Nesse Verão o casal queria cumprir a promessa dos miúdos irem de anjo na procissão. A menina tinha um vestidinho branco que servia, mas havia que lhe comprar o resto, bem como o fato completo para o rapazinho. E no Verão como sabemos só há um ordenado. O dinheiro não chegou para os sapatos. Em Agosto o tempo está quente, então o Manuel resolveu a situação fazendo para os filhos umas sandálias de cartão e tiras de cetim. Primeiro fez umas palmilhas em cartão que forrou com um pedaço de lençol velho. Depois colou uma fita de cetim de cada lado que cruzava no pé e dava um laço no inicio da perna. E no dia 15 de Agosto lá foram as crianças na procissão, e no fim tiraram uma fotografia  com a irmã para ficar de recordação.

17 comentários:

Olinda Melo disse...


Homem engenhoso, o Sr Manuel.
Qual das meninas é a Elvira?
Desejo-lhe um bom fim de semana.
Obrigada pela sua presença no Xaile.
Bj
Olinda

Isa Sá disse...

A passar para acompanha a história e desejar um bom fim de semana!

Isabel Sá
http://brilhos-da-moda.blogspot.pt

Mariazita disse...

Mais três capítulos lidos.
Não tarda muito estou em dia... :)
Continuo adorando.

Bom fim de semana.
Um abraço

MARIAZITA / A CASA DA MARIQUINHAS

✿ chica disse...

Que bom boas notícias pra Manuel e a foto, linda! bjs, chica, adorando ler!

Anete disse...

Gostei muito que a esposa do Manuel ficou bem de saúde.
Novas esperanças pela frente...

Um Bom Sábado, Elvira!
Muita Paz e Alegrias...

Mariangela do lago vieira disse...

Que pessoa boa o Manuel, como se preocupava com a família fazendo tudo o que podia.Isto é benção para a família.
Um abraço, Elvira.
Bom final de semana.
Mariangela

Renata Maria disse...

Enfim, boas notícias. Amei a fotografia.

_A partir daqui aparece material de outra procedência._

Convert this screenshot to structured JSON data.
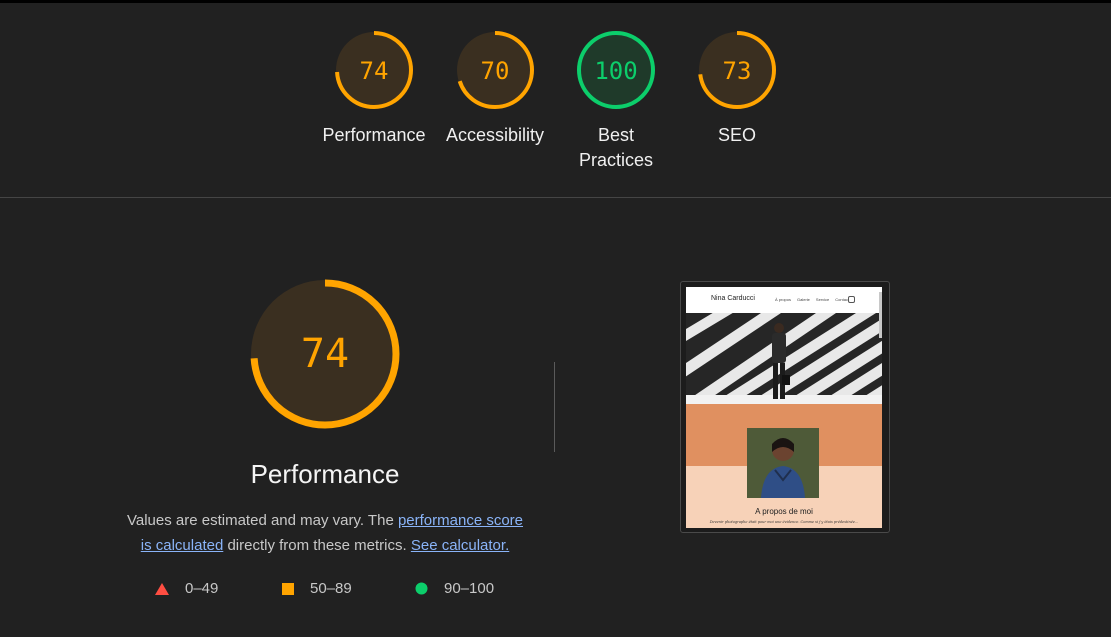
{
  "summary_gauges": [
    {
      "score": "74",
      "label": "Performance",
      "value": 74,
      "color": "#ffa400"
    },
    {
      "score": "70",
      "label": "Accessibility",
      "value": 70,
      "color": "#ffa400"
    },
    {
      "score": "100",
      "label_line1": "Best",
      "label_line2": "Practices",
      "value": 100,
      "color": "#0cce6b"
    },
    {
      "score": "73",
      "label": "SEO",
      "value": 73,
      "color": "#ffa400"
    }
  ],
  "performance": {
    "score": "74",
    "value": 74,
    "color": "#ffa400",
    "title": "Performance",
    "desc_part1": "Values are estimated and may vary. The ",
    "link_score": "performance score is calculated",
    "link_score_a": "performance score",
    "link_score_b": "is calculated",
    "desc_part2": " directly from these metrics. ",
    "link_calculator": "See calculator."
  },
  "legend": [
    {
      "range": "0–49",
      "shape": "triangle-icon",
      "color": "#ff4e42"
    },
    {
      "range": "50–89",
      "shape": "square-icon",
      "color": "#ffa400"
    },
    {
      "range": "90–100",
      "shape": "circle-icon",
      "color": "#0cce6b"
    }
  ],
  "screenshot": {
    "brand": "Nina Carducci",
    "nav": [
      "À propos",
      "Galerie",
      "Service",
      "Contact"
    ],
    "about_title": "A propos de moi",
    "about_text": "Devenir photographe était pour moi une évidence. Comme si j'y étais prédestinée..."
  }
}
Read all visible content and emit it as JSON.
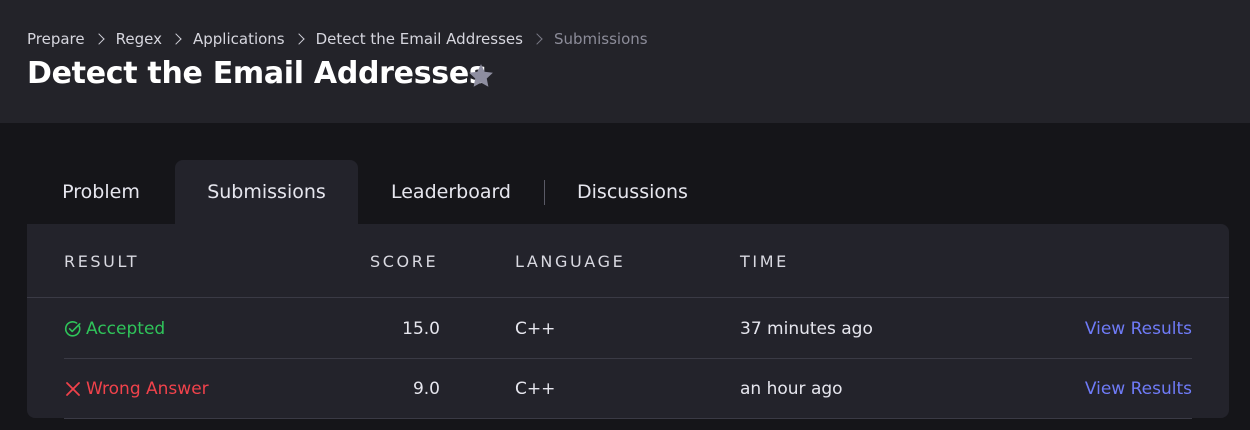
{
  "breadcrumb": [
    "Prepare",
    "Regex",
    "Applications",
    "Detect the Email Addresses",
    "Submissions"
  ],
  "page_title": "Detect the Email Addresses",
  "tabs": [
    "Problem",
    "Submissions",
    "Leaderboard",
    "Discussions"
  ],
  "active_tab": "Submissions",
  "table": {
    "columns": [
      "RESULT",
      "SCORE",
      "LANGUAGE",
      "TIME"
    ],
    "rows": [
      {
        "result": "Accepted",
        "status": "accepted",
        "score": "15.0",
        "language": "C++",
        "time": "37 minutes ago",
        "action": "View Results"
      },
      {
        "result": "Wrong Answer",
        "status": "wrong",
        "score": "9.0",
        "language": "C++",
        "time": "an hour ago",
        "action": "View Results"
      }
    ]
  },
  "icons": {
    "favorite": "star-icon",
    "accepted": "check-circle-icon",
    "wrong": "x-icon",
    "breadcrumb_separator": "chevron-right-icon"
  },
  "colors": {
    "accepted": "#2fc45a",
    "wrong": "#f0424b",
    "link": "#6f7bf7",
    "star": "#8e8ea0"
  }
}
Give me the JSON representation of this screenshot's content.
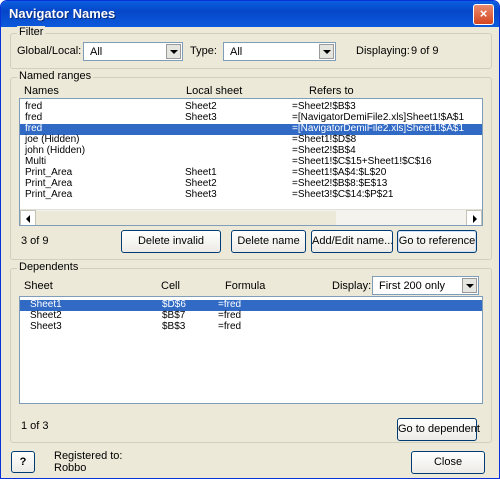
{
  "window": {
    "title": "Navigator Names",
    "close_glyph": "×"
  },
  "filter": {
    "legend": "Filter",
    "global_local_label": "Global/Local:",
    "global_local_value": "All",
    "type_label": "Type:",
    "type_value": "All",
    "displaying_label": "Displaying:",
    "displaying_value": "9 of 9"
  },
  "named_ranges": {
    "legend": "Named ranges",
    "headers": {
      "names": "Names",
      "local_sheet": "Local sheet",
      "refers_to": "Refers to"
    },
    "rows": [
      {
        "name": "fred",
        "local": "Sheet2",
        "ref": "=Sheet2!$B$3"
      },
      {
        "name": "fred",
        "local": "Sheet3",
        "ref": "=[NavigatorDemiFile2.xls]Sheet1!$A$1"
      },
      {
        "name": "fred",
        "local": "",
        "ref": "=[NavigatorDemiFile2.xls]Sheet1!$A$1"
      },
      {
        "name": "joe (Hidden)",
        "local": "",
        "ref": "=Sheet1!$D$8"
      },
      {
        "name": "john (Hidden)",
        "local": "",
        "ref": "=Sheet2!$B$4"
      },
      {
        "name": "Multi",
        "local": "",
        "ref": "=Sheet1!$C$15+Sheet1!$C$16"
      },
      {
        "name": "Print_Area",
        "local": "Sheet1",
        "ref": "=Sheet1!$A$4:$L$20"
      },
      {
        "name": "Print_Area",
        "local": "Sheet2",
        "ref": "=Sheet2!$B$8:$E$13"
      },
      {
        "name": "Print_Area",
        "local": "Sheet3",
        "ref": "=Sheet3!$C$14:$P$21"
      }
    ],
    "selected_index": 2,
    "count_text": "3 of 9",
    "buttons": {
      "delete_invalid": "Delete invalid",
      "delete_name": "Delete name",
      "add_edit": "Add/Edit name...",
      "go_to_reference": "Go to reference"
    }
  },
  "dependents": {
    "legend": "Dependents",
    "headers": {
      "sheet": "Sheet",
      "cell": "Cell",
      "formula": "Formula"
    },
    "display_label": "Display:",
    "display_value": "First 200 only",
    "rows": [
      {
        "sheet": "Sheet1",
        "cell": "$D$6",
        "formula": "=fred"
      },
      {
        "sheet": "Sheet2",
        "cell": "$B$7",
        "formula": "=fred"
      },
      {
        "sheet": "Sheet3",
        "cell": "$B$3",
        "formula": "=fred"
      }
    ],
    "selected_index": 0,
    "count_text": "1 of 3",
    "go_to_dependent": "Go to dependent"
  },
  "footer": {
    "help_glyph": "?",
    "registered_to": "Registered to:",
    "user": "Robbo",
    "close": "Close"
  },
  "colors": {
    "selection": "#316ac5",
    "titlebar": "#0a54d6",
    "face": "#ece9d8"
  }
}
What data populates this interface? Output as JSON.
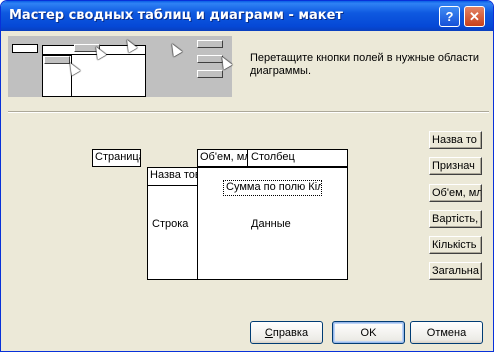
{
  "window": {
    "title": "Мастер сводных таблиц и диаграмм - макет",
    "help_label": "?",
    "close_label": "✕"
  },
  "instruction": "Перетащите кнопки полей в нужные области диаграммы.",
  "layout": {
    "page_label": "Страница",
    "column_fields": [
      "Об'ем, мл",
      "Столбец"
    ],
    "row_field": "Назва тов",
    "row_label": "Строка",
    "data_field": "Сумма по полю Кіл",
    "data_label": "Данные"
  },
  "fields": [
    "Назва то",
    "Признач",
    "Об'ем, мл",
    "Вартість,",
    "Кількість",
    "Загальна"
  ],
  "buttons": {
    "help": {
      "prefix": "",
      "accel": "С",
      "rest": "правка"
    },
    "ok": "OK",
    "cancel": "Отмена"
  }
}
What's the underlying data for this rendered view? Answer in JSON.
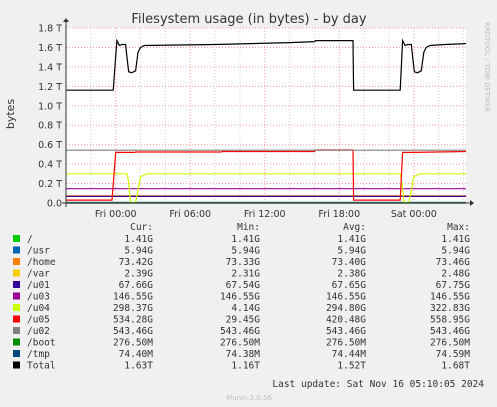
{
  "title": "Filesystem usage (in bytes) - by day",
  "side_label": "RRDTOOL / TOBI OETIKER",
  "footer": "Munin 2.0.56",
  "last_update": "Last update: Sat Nov 16 05:10:05 2024",
  "columns": {
    "cur": "Cur:",
    "min": "Min:",
    "avg": "Avg:",
    "max": "Max:"
  },
  "colors": {
    "background": "#f0f0f0",
    "plot_background": "#ffffff",
    "grid_major": "#ff9b9b",
    "grid_minor": "#e8c8c8"
  },
  "chart_data": {
    "type": "line",
    "ylabel": "bytes",
    "ylim": [
      0,
      1.8
    ],
    "y_ticks": [
      {
        "value": 0,
        "label": "0.0"
      },
      {
        "value": 0.2,
        "label": "0.2 T"
      },
      {
        "value": 0.4,
        "label": "0.4 T"
      },
      {
        "value": 0.6,
        "label": "0.6 T"
      },
      {
        "value": 0.8,
        "label": "0.8 T"
      },
      {
        "value": 1.0,
        "label": "1.0 T"
      },
      {
        "value": 1.2,
        "label": "1.2 T"
      },
      {
        "value": 1.4,
        "label": "1.4 T"
      },
      {
        "value": 1.6,
        "label": "1.6 T"
      },
      {
        "value": 1.8,
        "label": "1.8 T"
      }
    ],
    "x_range": [
      -2,
      30.2
    ],
    "x_ticks": [
      {
        "value": 2,
        "label": "Fri 00:00"
      },
      {
        "value": 8,
        "label": "Fri 06:00"
      },
      {
        "value": 14,
        "label": "Fri 12:00"
      },
      {
        "value": 20,
        "label": "Fri 18:00"
      },
      {
        "value": 26,
        "label": "Sat 00:00"
      }
    ],
    "series": [
      {
        "name": "/",
        "color": "#00cc00",
        "cur": "1.41G",
        "min": "1.41G",
        "avg": "1.41G",
        "max": "1.41G",
        "points": [
          [
            -2,
            0.0014
          ],
          [
            30.2,
            0.0014
          ]
        ]
      },
      {
        "name": "/usr",
        "color": "#0066b3",
        "cur": "5.94G",
        "min": "5.94G",
        "avg": "5.94G",
        "max": "5.94G",
        "points": [
          [
            -2,
            0.006
          ],
          [
            30.2,
            0.006
          ]
        ]
      },
      {
        "name": "/home",
        "color": "#ff8000",
        "cur": "73.42G",
        "min": "73.33G",
        "avg": "73.40G",
        "max": "73.46G",
        "points": [
          [
            -2,
            0.073
          ],
          [
            30.2,
            0.073
          ]
        ]
      },
      {
        "name": "/var",
        "color": "#ffcc00",
        "cur": "2.39G",
        "min": "2.31G",
        "avg": "2.38G",
        "max": "2.48G",
        "points": [
          [
            -2,
            0.0024
          ],
          [
            30.2,
            0.0024
          ]
        ]
      },
      {
        "name": "/u01",
        "color": "#330099",
        "cur": "67.66G",
        "min": "67.54G",
        "avg": "67.65G",
        "max": "67.75G",
        "points": [
          [
            -2,
            0.068
          ],
          [
            30.2,
            0.068
          ]
        ]
      },
      {
        "name": "/u03",
        "color": "#990099",
        "cur": "146.55G",
        "min": "146.55G",
        "avg": "146.55G",
        "max": "146.55G",
        "points": [
          [
            -2,
            0.147
          ],
          [
            30.2,
            0.147
          ]
        ]
      },
      {
        "name": "/u04",
        "color": "#ccff00",
        "cur": "298.37G",
        "min": "4.14G",
        "avg": "294.80G",
        "max": "322.83G",
        "points": [
          [
            -2,
            0.3
          ],
          [
            2.9,
            0.3
          ],
          [
            3.0,
            0.25
          ],
          [
            3.2,
            0.01
          ],
          [
            3.6,
            0.005
          ],
          [
            4.0,
            0.27
          ],
          [
            4.5,
            0.3
          ],
          [
            21.1,
            0.3
          ],
          [
            21.15,
            0.3
          ],
          [
            24.9,
            0.3
          ],
          [
            25.0,
            0.25
          ],
          [
            25.2,
            0.01
          ],
          [
            25.6,
            0.005
          ],
          [
            26.0,
            0.27
          ],
          [
            26.5,
            0.3
          ],
          [
            30.2,
            0.3
          ]
        ]
      },
      {
        "name": "/u05",
        "color": "#ff0000",
        "cur": "534.28G",
        "min": "29.45G",
        "avg": "420.48G",
        "max": "558.95G",
        "points": [
          [
            -2,
            0.03
          ],
          [
            1.7,
            0.03
          ],
          [
            2.0,
            0.52
          ],
          [
            3.5,
            0.52
          ],
          [
            3.6,
            0.525
          ],
          [
            10.5,
            0.525
          ],
          [
            10.6,
            0.53
          ],
          [
            18.0,
            0.53
          ],
          [
            18.1,
            0.545
          ],
          [
            21.1,
            0.545
          ],
          [
            21.15,
            0.03
          ],
          [
            24.9,
            0.03
          ],
          [
            25.1,
            0.52
          ],
          [
            26.0,
            0.52
          ],
          [
            30.2,
            0.53
          ]
        ]
      },
      {
        "name": "/u02",
        "color": "#808080",
        "cur": "543.46G",
        "min": "543.46G",
        "avg": "543.46G",
        "max": "543.46G",
        "points": [
          [
            -2,
            0.543
          ],
          [
            30.2,
            0.543
          ]
        ]
      },
      {
        "name": "/boot",
        "color": "#008f00",
        "cur": "276.50M",
        "min": "276.50M",
        "avg": "276.50M",
        "max": "276.50M",
        "points": [
          [
            -2,
            0.0003
          ],
          [
            30.2,
            0.0003
          ]
        ]
      },
      {
        "name": "/tmp",
        "color": "#00487d",
        "cur": "74.40M",
        "min": "74.38M",
        "avg": "74.44M",
        "max": "74.59M",
        "points": [
          [
            -2,
            0.0001
          ],
          [
            30.2,
            0.0001
          ]
        ]
      },
      {
        "name": "Total",
        "color": "#000000",
        "cur": "1.63T",
        "min": "1.16T",
        "avg": "1.52T",
        "max": "1.68T",
        "points": [
          [
            -2,
            1.16
          ],
          [
            1.8,
            1.16
          ],
          [
            2.1,
            1.67
          ],
          [
            2.3,
            1.62
          ],
          [
            2.5,
            1.63
          ],
          [
            2.8,
            1.63
          ],
          [
            2.95,
            1.45
          ],
          [
            3.05,
            1.35
          ],
          [
            3.3,
            1.34
          ],
          [
            3.6,
            1.36
          ],
          [
            3.8,
            1.55
          ],
          [
            4.0,
            1.6
          ],
          [
            4.3,
            1.62
          ],
          [
            10.0,
            1.63
          ],
          [
            16.0,
            1.65
          ],
          [
            18.0,
            1.66
          ],
          [
            18.1,
            1.67
          ],
          [
            21.1,
            1.67
          ],
          [
            21.15,
            1.16
          ],
          [
            24.9,
            1.16
          ],
          [
            25.1,
            1.67
          ],
          [
            25.3,
            1.62
          ],
          [
            25.5,
            1.63
          ],
          [
            25.8,
            1.63
          ],
          [
            25.95,
            1.45
          ],
          [
            26.05,
            1.35
          ],
          [
            26.3,
            1.34
          ],
          [
            26.6,
            1.36
          ],
          [
            26.8,
            1.55
          ],
          [
            27.0,
            1.6
          ],
          [
            27.3,
            1.62
          ],
          [
            28.5,
            1.63
          ],
          [
            30.2,
            1.64
          ]
        ]
      }
    ]
  }
}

Vc está nela?
Beijo*

Edumanes disse...

Quem viveu o tempo da ditadura,
ainda hoje, arrepiante, a recorda
só de ouvir falar da maneira tão bruta
como Catarina Eufémia foi morta!

Pelos seus direitos lutar,
com justa causa
o ditador, contra ela fez disparar
a arma, sem dó nem alma!

Tenha um bom fim de semana amiga Elvira, um abraço,
Eduardo.

Crocheteando...momentos! disse...

Tenho uma foto parecida!
Era sempre uma festa especial nessa altura...bj

Crocheteando...momentos! disse...

Tenho uma foto parecida!
Era sempre uma festa especial nessa altura...bj

Elisa Bernardo disse...

A passar por aqui para acompanhar.
Beijinhos

Ane disse...

Oi Elvira!Acabando agora de ler vários capítulos... Estou impressionada em imaginar,pelo seu conto,como a vida naquele tempo era difícil.E hoje em dia a gente ainda reclama das coisas...Meu Deus! Aqui nunca passamos por uma guerra,nunca passei fome,me sustento sozinha,tenho muito a agradecer a Deus.
Estou muito interessada em saber o fim desta narrativa.Um abraço!

Zilani Célia disse...

O MANUEL ERA UM HOMEM DE BEM, VIVIA PARA A FAMÍLIA.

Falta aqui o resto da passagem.